Maman m'avait expliqué : "Si par malheur, nous sommes arrêtées et qu'on te demande si tu es juive, tu dis que non, mais en plus ajoute sans t'arrêter que 'papa est prisonnier de guerre'". On m'a fait passer devant une grande table avec tout un tas de militaires qui m'interrogeaient : "Tu es juive ?", "Non monsieur, je ne suis pas juive". Au bout d'un petit moment, maman est sortie. Ils m'ont montrée et ils ont dit : "Vous voyez l'enfant ? Alors vous avouez ou nous l'emmenons." Or, maman savait, elle, qu'il y avait déjà eu des enfants séparés de leur mère. Que fait une mère dans un cas pareil ? "Oui monsieur, nous sommes juives".

Vous écrivez dans cet ouvrage : "À 8 ans, mon enfance s'est achevée alors qu'elle avait à peine commencé"...

C'était exactement ça. Ce que je vais connaître, ça n'a rien d'une enfance. Je dis toujours que j'ai eu une petite enfance merveilleuse, pas d'enfance, et après une adolescence difficile.

Après votre arrestation, vous êtes emmenées à Drancy ?

Je dis toujours que Drancy, c'était le camp des douleurs et c'est vrai, les gens souffraient à Drancy. Et puis j'ai vu quelque chose à Drancy, alors ça je n'oublie pas, c'était effroyable.

    J'ai vu arriver le millier d'enfants seuls, sans leurs mères. Tous ces enfants avaient l'air mort. Ils avaient les yeux morts. Ils avaient oublié leur nom. Ils étaient sales, blessés. Bien plus tard, j'ai appris que tous ces enfants-là faisaient partie de ce qu'on a appelé plus tard la rafle du Vel' d'Hiv. Francine Christophe à franceinfo

Et moi, j'avais tellement peur qu'on me mette avec eux. Je me jetais dans les bras de maman et je criais : "Mais pas moi, pas moi". Non, pas moi. C'est là aussi que j'ai compris ce qu'était la Convention de Genève qui faisait que moi, fille de prisonnier de guerre, on ne me mêlait pas à ces enfants-là.

Une fois à Drancy, vous êtes parties pour le Loiret et le camp de Pithiviers. Il a eu des moments, dans toute cette tempête, magiques, comme lorsque vous voyez ce piano arriver. Votre maman jouait du piano et vous vous êtes mise à chanter ?

Cela semble incroyable, mais effectivement à Beaune-la-Rolande, c'étaient des douaniers, donc ils n'avaient pas du tout la même mentalité. Il y avait un maire à Beaune-la-Rolande, un homme remarquable d'ailleurs et il avait dit : "Vous allez prendre le piano de la mairie" et c'est comme ça que nous avons fait des spectacles.
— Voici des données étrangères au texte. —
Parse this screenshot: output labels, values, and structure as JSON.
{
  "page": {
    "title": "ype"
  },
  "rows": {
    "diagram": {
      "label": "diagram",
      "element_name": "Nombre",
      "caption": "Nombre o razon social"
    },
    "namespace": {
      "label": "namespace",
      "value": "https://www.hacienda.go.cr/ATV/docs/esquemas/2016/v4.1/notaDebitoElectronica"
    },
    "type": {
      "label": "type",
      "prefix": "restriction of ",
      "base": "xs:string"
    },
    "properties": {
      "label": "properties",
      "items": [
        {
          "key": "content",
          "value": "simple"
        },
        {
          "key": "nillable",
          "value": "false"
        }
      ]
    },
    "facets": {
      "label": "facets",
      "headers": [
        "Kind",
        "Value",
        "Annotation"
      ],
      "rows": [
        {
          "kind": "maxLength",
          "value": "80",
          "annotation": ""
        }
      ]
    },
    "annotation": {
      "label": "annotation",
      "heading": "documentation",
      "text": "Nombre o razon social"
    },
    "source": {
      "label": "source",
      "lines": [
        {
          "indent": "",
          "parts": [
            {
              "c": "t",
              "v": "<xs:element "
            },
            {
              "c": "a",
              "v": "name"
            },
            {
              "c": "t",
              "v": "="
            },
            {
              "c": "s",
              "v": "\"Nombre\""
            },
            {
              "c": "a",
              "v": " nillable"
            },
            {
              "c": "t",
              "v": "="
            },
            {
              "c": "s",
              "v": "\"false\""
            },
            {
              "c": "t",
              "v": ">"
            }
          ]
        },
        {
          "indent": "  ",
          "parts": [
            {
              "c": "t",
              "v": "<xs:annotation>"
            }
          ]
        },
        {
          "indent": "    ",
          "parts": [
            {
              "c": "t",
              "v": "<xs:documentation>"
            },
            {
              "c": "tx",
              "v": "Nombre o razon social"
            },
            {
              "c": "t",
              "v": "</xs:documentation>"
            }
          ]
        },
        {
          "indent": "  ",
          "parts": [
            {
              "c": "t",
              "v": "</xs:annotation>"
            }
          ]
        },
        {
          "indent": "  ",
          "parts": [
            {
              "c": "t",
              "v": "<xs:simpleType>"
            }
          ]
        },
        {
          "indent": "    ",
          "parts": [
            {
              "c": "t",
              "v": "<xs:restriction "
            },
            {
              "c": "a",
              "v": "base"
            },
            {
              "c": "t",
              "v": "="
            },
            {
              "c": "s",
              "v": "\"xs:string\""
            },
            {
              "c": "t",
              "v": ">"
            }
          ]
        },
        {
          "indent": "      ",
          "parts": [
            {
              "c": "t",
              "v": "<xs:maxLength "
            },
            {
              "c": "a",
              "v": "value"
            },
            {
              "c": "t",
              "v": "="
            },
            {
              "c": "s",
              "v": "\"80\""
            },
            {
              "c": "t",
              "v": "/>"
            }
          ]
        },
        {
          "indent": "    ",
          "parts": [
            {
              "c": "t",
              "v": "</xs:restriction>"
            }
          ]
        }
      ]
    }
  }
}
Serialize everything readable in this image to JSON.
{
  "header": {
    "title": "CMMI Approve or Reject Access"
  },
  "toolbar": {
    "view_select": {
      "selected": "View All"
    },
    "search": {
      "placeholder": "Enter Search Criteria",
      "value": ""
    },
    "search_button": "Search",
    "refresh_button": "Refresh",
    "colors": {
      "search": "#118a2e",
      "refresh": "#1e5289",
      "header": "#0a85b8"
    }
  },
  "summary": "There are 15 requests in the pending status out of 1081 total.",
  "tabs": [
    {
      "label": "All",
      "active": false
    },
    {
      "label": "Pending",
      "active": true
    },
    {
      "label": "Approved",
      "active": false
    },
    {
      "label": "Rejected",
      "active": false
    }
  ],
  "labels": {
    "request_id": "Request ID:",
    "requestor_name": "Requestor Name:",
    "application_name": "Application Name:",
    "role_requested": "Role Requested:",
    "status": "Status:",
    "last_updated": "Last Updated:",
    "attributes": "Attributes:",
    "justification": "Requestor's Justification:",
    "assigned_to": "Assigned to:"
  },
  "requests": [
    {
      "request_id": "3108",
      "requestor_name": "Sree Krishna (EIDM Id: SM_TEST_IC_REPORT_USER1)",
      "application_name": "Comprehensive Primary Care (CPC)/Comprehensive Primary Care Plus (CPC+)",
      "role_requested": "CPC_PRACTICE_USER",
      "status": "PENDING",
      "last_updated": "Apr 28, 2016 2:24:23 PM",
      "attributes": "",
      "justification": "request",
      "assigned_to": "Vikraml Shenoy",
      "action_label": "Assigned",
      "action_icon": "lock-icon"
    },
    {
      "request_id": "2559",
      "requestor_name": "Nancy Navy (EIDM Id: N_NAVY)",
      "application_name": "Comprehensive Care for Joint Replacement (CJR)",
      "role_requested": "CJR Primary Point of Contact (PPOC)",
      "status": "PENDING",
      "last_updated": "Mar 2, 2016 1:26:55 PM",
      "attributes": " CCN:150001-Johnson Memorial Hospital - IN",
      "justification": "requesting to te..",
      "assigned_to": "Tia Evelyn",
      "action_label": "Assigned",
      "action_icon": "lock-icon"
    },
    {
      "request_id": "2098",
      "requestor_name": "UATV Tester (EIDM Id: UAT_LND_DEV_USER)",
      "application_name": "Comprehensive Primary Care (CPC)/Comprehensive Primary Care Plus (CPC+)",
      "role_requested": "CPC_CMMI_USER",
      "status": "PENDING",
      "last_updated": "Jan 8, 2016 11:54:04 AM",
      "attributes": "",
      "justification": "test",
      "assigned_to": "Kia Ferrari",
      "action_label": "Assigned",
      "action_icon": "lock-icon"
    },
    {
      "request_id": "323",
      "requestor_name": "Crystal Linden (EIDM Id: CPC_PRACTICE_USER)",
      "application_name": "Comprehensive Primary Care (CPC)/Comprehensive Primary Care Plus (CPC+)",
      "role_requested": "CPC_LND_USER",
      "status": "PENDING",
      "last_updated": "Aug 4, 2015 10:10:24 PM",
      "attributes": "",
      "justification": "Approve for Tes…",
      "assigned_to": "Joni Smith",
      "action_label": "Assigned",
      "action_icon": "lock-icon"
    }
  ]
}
Vous avez commencé à écrire aussi ? Vous avez écrit une chanson qui est maintenant au Mémorial de la Shoah.

Oui, c'est quasiment une pièce de musée. La chanson, c'est : "Dans ce département, il y a donc un camp, il y a donc un camp, un camp de pauvres Juifs, tous plus morts que vifs, tous plus morts que vifs ahahah. Ohé dans le camp de Beaune-la-Rolande, ohé dans le camp des pauvres juifs errants" et il y a une suite.

Cet ouvrage, il est là aussi pour rappeler que la Shoah a vraiment existé et qu'il ne faut pas oublier.

Évidemment. On m'a souvent demandé pourquoi je ne parlais pas au retour.

    Que vouliez-vous que je raconte ? Toutes les horreurs que j'avais vécues ? J'avais 11 ans à ce moment-là et mes camarades avaient le même âge. Quand je leur expliquais tout ça, ils me regardaient d'un air... comme si j'étais folle. Alors, je me suis tue et tous les déportés en ont fait autant. Francine Christophe à franceinfo

C'était impossible de passer ça, personne ne pouvait comprendre. Il a fallu attendre les négationnistes pour qu'on commence à parler. Quand on a entendu que ces gens-là ont osé dire : "Tout ce qu'ils racontent est faux, ça n'a jamais existé". Là, on s'est dit : "Il faut y aller" et depuis cette époque-là, je témoigne.